Influences of supra-physiological temperatures on microstructure and mechanical properties of skin tissue

• Published in: Medical engineering & physics Vol. 34; no. 8; pp. 1149 - 1156
• Main Authors: Lin, Min, Zhai, Xiao, Wang, Shuqi, Wang, Zhengjin, Xu, Feng, Lu, Tian Jian
• Format: Journal Article
• Language: English
• Published: Kidlington Elsevier Ltd 01.10.2012; Elsevier
• Subjects: Animals; Arrhenius burn integration; Biological and medical sciences; Biomechanical Phenomena; Burns; Collagen - chemistry; Collagen - metabolism; Indexing in process; Male; Mechanical behavior; Mechanical Phenomena; Medical sciences; Microstructure; Rabbits; Radiology; Skin - cytology; Skin - metabolism; Skin tissue; Temperature; Thermal damage; Traumas. Diseases due to physical agents; Mechanical behavior; Skin tissue; Arrhenius burn integration; Microstructure; Thermal damage; Burn; Temperature; Mechanical properties; Skin; Biomedical engineering
• ISSN: 1350-4533; 1873-4030; 1873-4030
• DOI: 10.1016/j.medengphy.2011.12.003

Thermal therapies under supra-physiological temperatures are increasingly used to treat skin diseases (e.g., superficial melanoma, removal of port-wine stains pigmented and cutaneous lesions). The efficacy of these therapies depends on the thermal and mechanical loadings that skin experiences during the treatment process. Therefore, it is of great significance to better understand the role of thermally induced changes in skin mechanical behavior and microstructure. In this study, rabbit belly skin was thermally damaged by immersing skin samples into saline solutions with controlled temperatures. We investigated the effect of thermal damage on skin mechanical behavior. We quantified the changes in skin microstructure (i.e., fiber, fibril) using histological staining and transmission electron microscopy (TEM).
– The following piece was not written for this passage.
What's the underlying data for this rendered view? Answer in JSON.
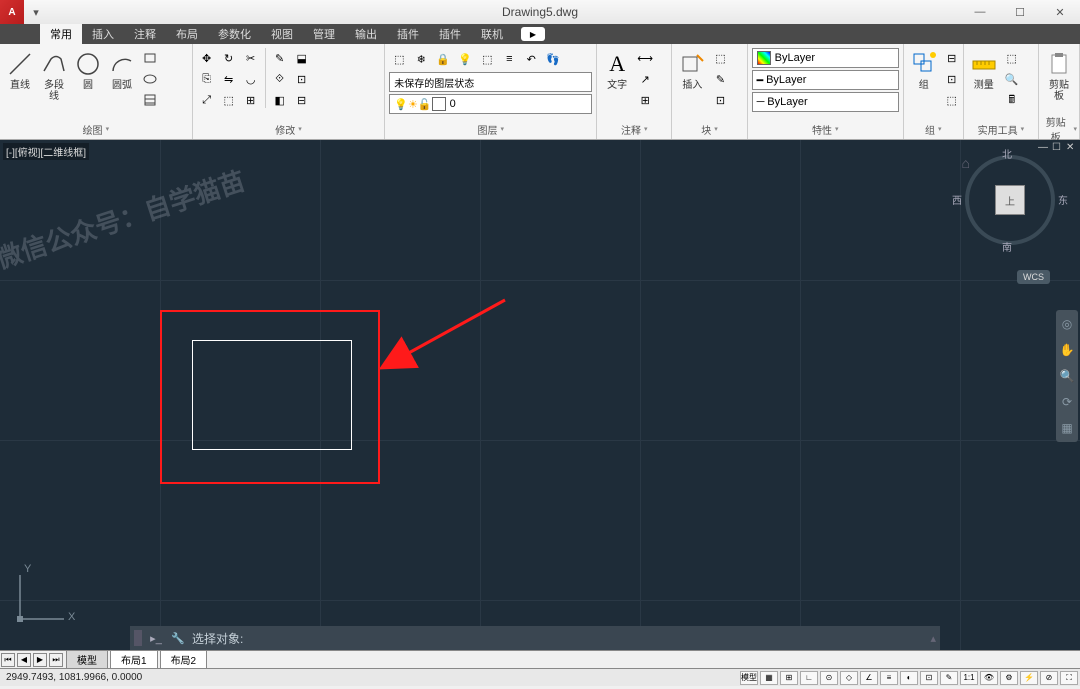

The results indicate that (i) the elastic modulus of skin, obtained by the uniaxial tensile test, decreased with increasing heating temperature; (ii) the skin tensile behavior was correlated with its microstructure changes induced by thermal denaturation of collagen fibers under supra-physiological temperatures; (iii) skin thermal damage predicted using the Arrhenius burn integration quantitatively agrees well with the evolution of the microstructure (i.e., percentage of the collagen area in Hematoxylin and Eosin (H&E) staining results). This study provides a better understanding of the coupled bio-thermo-mechanical behavior of skin tissue that could help to improve clinical thermal therapies.